First, we load the dataset using the convenience function load() that will determine the appropriate dataset class for us:

Loading a dataset
>>> from scida import load
>>> ds = load("./snapdir_030")
>>> #(1)!
class: ArepoSnapshotWithUnitMixinAndCosmologyMixin
source: /vera/u/byrohlc/Downloads/snapdir_030
=== Cosmological Simulation ===
z = 2.32
cosmology = FlatLambdaCDM(H0=67.74 km / (Mpc s), Om0=0.3089, Tcmb0=0.0 K, Neff=3.04, m_nu=None, Ob0=0.0486)
=== Unit-aware Dataset ===
=== data ===
+ root (containers: 5)
++ PartType0 (fields: 10, entries: 19124236)
++ PartType1 (fields: 3, entries: 19683000)
++ PartType3 (fields: 2, entries: 19683000)
++ PartType4 (fields: 9, entries: 161401)
++ PartType5 (fields: 20, entries: 2673)
  1. Call to receive some information about the loaded dataset.

Specifying the load path

Here, we passed the directory "snapdir_030" as the path to load().
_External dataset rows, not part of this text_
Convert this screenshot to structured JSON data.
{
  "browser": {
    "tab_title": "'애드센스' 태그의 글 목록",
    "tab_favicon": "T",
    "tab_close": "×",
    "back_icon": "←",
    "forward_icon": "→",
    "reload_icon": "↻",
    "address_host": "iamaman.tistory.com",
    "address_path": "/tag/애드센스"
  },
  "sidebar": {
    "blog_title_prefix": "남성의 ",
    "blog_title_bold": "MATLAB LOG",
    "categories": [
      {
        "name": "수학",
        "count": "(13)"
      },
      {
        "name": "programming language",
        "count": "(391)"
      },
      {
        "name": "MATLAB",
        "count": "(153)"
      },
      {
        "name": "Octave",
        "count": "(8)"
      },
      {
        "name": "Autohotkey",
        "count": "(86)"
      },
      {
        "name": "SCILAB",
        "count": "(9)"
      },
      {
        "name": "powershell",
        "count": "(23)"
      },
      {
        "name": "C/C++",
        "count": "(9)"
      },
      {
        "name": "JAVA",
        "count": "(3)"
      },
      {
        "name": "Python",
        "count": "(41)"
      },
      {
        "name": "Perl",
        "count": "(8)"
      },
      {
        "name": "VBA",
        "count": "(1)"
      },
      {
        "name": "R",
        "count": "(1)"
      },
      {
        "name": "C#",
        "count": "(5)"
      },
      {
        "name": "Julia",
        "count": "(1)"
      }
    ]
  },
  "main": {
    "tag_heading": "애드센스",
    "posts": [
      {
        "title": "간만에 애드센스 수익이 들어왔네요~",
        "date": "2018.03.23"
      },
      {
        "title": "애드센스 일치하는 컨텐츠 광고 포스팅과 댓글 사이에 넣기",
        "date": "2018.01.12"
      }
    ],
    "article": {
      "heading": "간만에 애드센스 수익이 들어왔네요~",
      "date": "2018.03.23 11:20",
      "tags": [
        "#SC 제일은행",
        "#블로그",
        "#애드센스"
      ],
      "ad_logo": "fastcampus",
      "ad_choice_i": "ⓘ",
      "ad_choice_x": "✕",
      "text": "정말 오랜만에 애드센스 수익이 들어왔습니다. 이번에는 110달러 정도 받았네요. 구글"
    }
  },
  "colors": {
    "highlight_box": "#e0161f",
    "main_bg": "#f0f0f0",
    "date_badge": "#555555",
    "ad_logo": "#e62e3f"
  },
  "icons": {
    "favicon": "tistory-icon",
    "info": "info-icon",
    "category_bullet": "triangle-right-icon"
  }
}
In detail, it will depend on the desired dataset type to be loaded which path to pass to load(), but generally this is the base folder containing all relevant data. In above example, you could also use path="snapdir_030/snap_030.0.hdf5", however this would only load this file's content, a fraction of all data.

The dataset is now loaded, and we can inspect its contents, specifically its container and fields loaded. We can access the data in the dataset by using the data attribute, which is a dictionary of containers and fields.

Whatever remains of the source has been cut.